Almanya’daki Hannover Tıp Fakültesi tarafından yeni yayımlanan uluslararası çalışmada; Almanya, ABD, Hindistan, Avustralya ve İngiltere’de satılan 125 zerdeçal (kurkumin) takviyesini değerlendirildi. Elde edilen sonuçlar endişe verici.

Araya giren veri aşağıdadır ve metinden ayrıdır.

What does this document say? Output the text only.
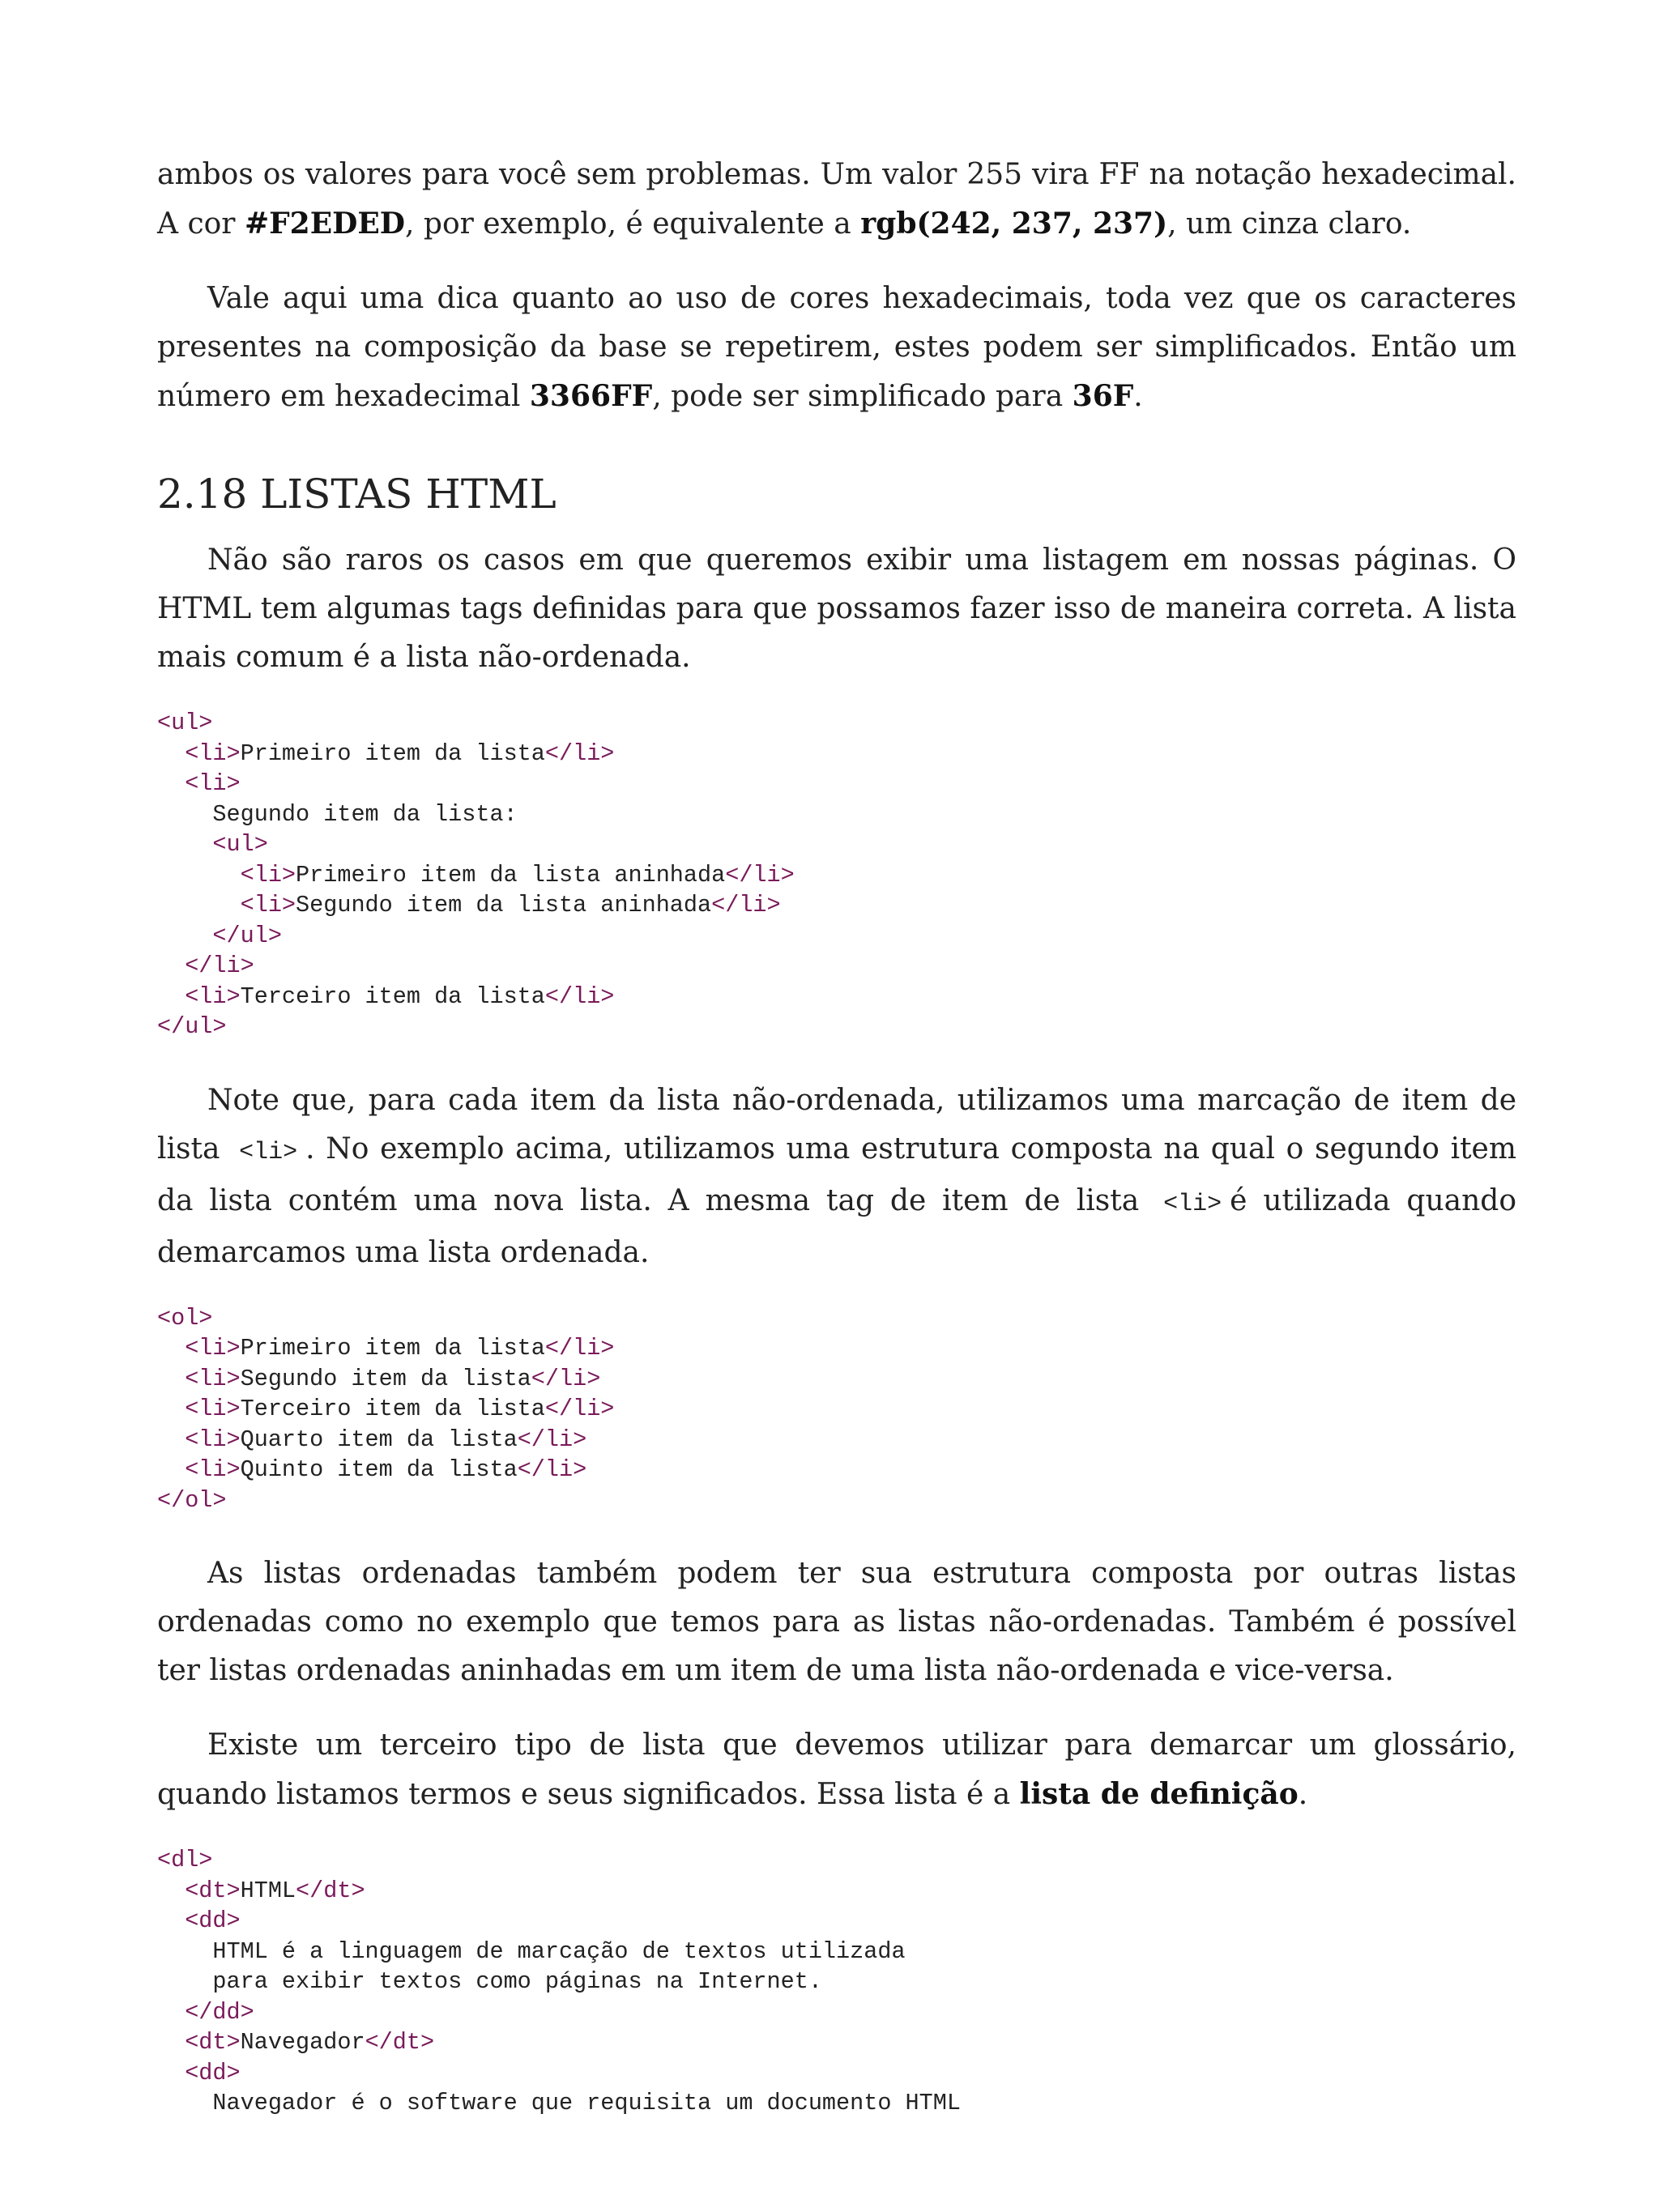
ambos os valores para você sem problemas. Um valor 255 vira FF na notação hexadecimal. A cor #F2EDED, por exemplo, é equivalente a rgb(242, 237, 237), um cinza claro.

Vale aqui uma dica quanto ao uso de cores hexadecimais, toda vez que os caracteres presentes na composição da base se repetirem, estes podem ser simplificados. Então um número em hexadecimal 3366FF, pode ser simplificado para 36F.

2.18 LISTAS HTML

Não são raros os casos em que queremos exibir uma listagem em nossas páginas. O HTML tem algumas tags definidas para que possamos fazer isso de maneira correta. A lista mais comum é a lista não-ordenada.

<ul>
<li>Primeiro item da lista</li>
<li>
Segundo item da lista:
<ul>
<li>Primeiro item da lista aninhada</li>
<li>Segundo item da lista aninhada</li>
</ul>
</li>
<li>Terceiro item da lista</li>
</ul>

Note que, para cada item da lista não-ordenada, utilizamos uma marcação de item de lista <li> . No exemplo acima, utilizamos uma estrutura composta na qual o segundo item da lista contém uma nova lista. A mesma tag de item de lista <li> é utilizada quando demarcamos uma lista ordenada.

<ol>
<li>Primeiro item da lista</li>
<li>Segundo item da lista</li>
<li>Terceiro item da lista</li>
<li>Quarto item da lista</li>
<li>Quinto item da lista</li>
</ol>

As listas ordenadas também podem ter sua estrutura composta por outras listas ordenadas como no exemplo que temos para as listas não-ordenadas. Também é possível ter listas ordenadas aninhadas em um item de uma lista não-ordenada e vice-versa.

Existe um terceiro tipo de lista que devemos utilizar para demarcar um glossário, quando listamos termos e seus significados. Essa lista é a lista de definição.

<dl>
<dt>HTML</dt>
<dd>
HTML é a linguagem de marcação de textos utilizada
para exibir textos como páginas na Internet.
</dd>
<dt>Navegador</dt>
<dd>
Navegador é o software que requisita um documento HTML
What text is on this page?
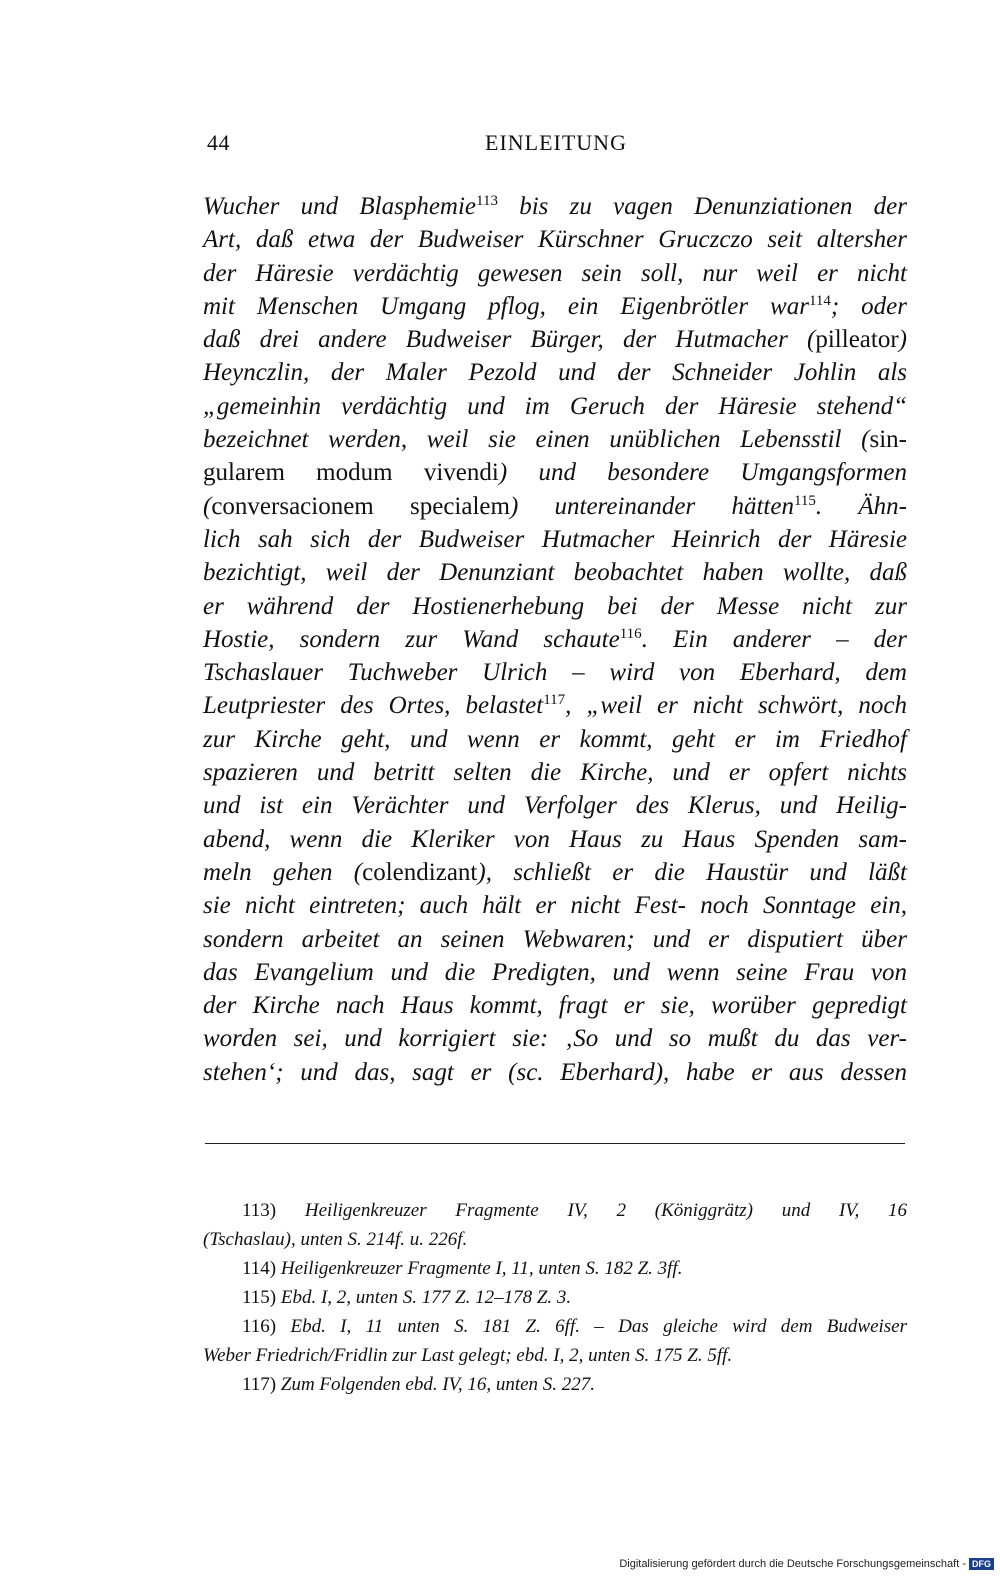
44	EINLEITUNG
Wucher und Blasphemie$^{113}$ bis zu vagen Denunziationen der
Art, daß etwa der Budweiser Kürschner Gruczczo seit altersher
der Häresie verdächtig gewesen sein soll, nur weil er nicht
mit Menschen Umgang pflog, ein Eigenbrötler war$^{114}$; oder
daß drei andere Budweiser Bürger, der Hutmacher (pilleator)
Heynczlin, der Maler Pezold und der Schneider Johlin als
„gemeinhin verdächtig und im Geruch der Häresie stehend“
bezeichnet werden, weil sie einen unüblichen Lebensstil (sin-
gularem modum vivendi) und besondere Umgangsformen
(conversacionem specialem) untereinander hätten$^{115}$. Ähn-
lich sah sich der Budweiser Hutmacher Heinrich der Häresie
bezichtigt, weil der Denunziant beobachtet haben wollte, daß
er während der Hostienerhebung bei der Messe nicht zur
Hostie, sondern zur Wand schaute$^{116}$. Ein anderer – der
Tschaslauer Tuchweber Ulrich – wird von Eberhard, dem
Leutpriester des Ortes, belastet$^{117}$, „weil er nicht schwört, noch
zur Kirche geht, und wenn er kommt, geht er im Friedhof
spazieren und betritt selten die Kirche, und er opfert nichts
und ist ein Verächter und Verfolger des Klerus, und Heilig-
abend, wenn die Kleriker von Haus zu Haus Spenden sam-
meln gehen (colendizant), schließt er die Haustür und läßt
sie nicht eintreten; auch hält er nicht Fest- noch Sonntage ein,
sondern arbeitet an seinen Webwaren; und er disputiert über
das Evangelium und die Predigten, und wenn seine Frau von
der Kirche nach Haus kommt, fragt er sie, worüber gepredigt
worden sei, und korrigiert sie: ‚So und so mußt du das ver-
stehen‘; und das, sagt er (sc. Eberhard), habe er aus dessen
113) Heiligenkreuzer Fragmente IV, 2 (Königgrätz) und IV, 16
(Tschaslau), unten S. 214f. u. 226f.
114) Heiligenkreuzer Fragmente I, 11, unten S. 182 Z. 3ff.
115) Ebd. I, 2, unten S. 177 Z. 12–178 Z. 3.
116) Ebd. I, 11 unten S. 181 Z. 6ff. – Das gleiche wird dem Budweiser
Weber Friedrich/Fridlin zur Last gelegt; ebd. I, 2, unten S. 175 Z. 5ff.
117) Zum Folgenden ebd. IV, 16, unten S. 227.
Digitalisierung gefördert durch die Deutsche Forschungsgemeinschaft - DFG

ZERDEÇAL TAKVİYESİNDEKİ RİSKLER
Ürünlerin yüzde 34,4'ü gerçek kurkumin miktarını belirtmiyor. Yüzde 28,8'i ise güvenli günlük tüketim sınırını aşıyor. Bazı ürünlerde piperin (biyoyararlanımı yükselten madde) bulunuyor, ancak bunun toksisite etkisi yeterince test edilmiş değil. Çoğu üründe hamilelik ve ilaç etkileşimi uyarısı yok. Araştırma, etiketlerdeki belirsizlik, yüksek dozlar ve eksik güvenlik bilgileri nedeniyle tüketicinin ciddi risk altında olduğunu vurguluyor.
Türkiye’yi de etkiler mi?
Bu durum Türkiye’de yurtdışından takviye getirenler için de kritik uyarı anlamına geliyor. Özellikle ABD ve Avrupa internet sitelerinden getirilen “yüksek emilimli” zerdeçal ürünleri, bu risk grubuna giriyor.
Türkiye’de takviyelere “hastalık tedavi eder” iddiası yasak olmasına rağmen sosyal medya reklamlarında: “Karaciğeri temizler”, “Bağışıklığı güçlendirir”, “Detoks etkisi”, “Anti-enflamatuar mucize” gibi ifadeler yaygın. Araştırma ise tam tersine bazı ürünlerin karaciğer hasarıyla ilişkilendirildiğini ortaya koyuyor.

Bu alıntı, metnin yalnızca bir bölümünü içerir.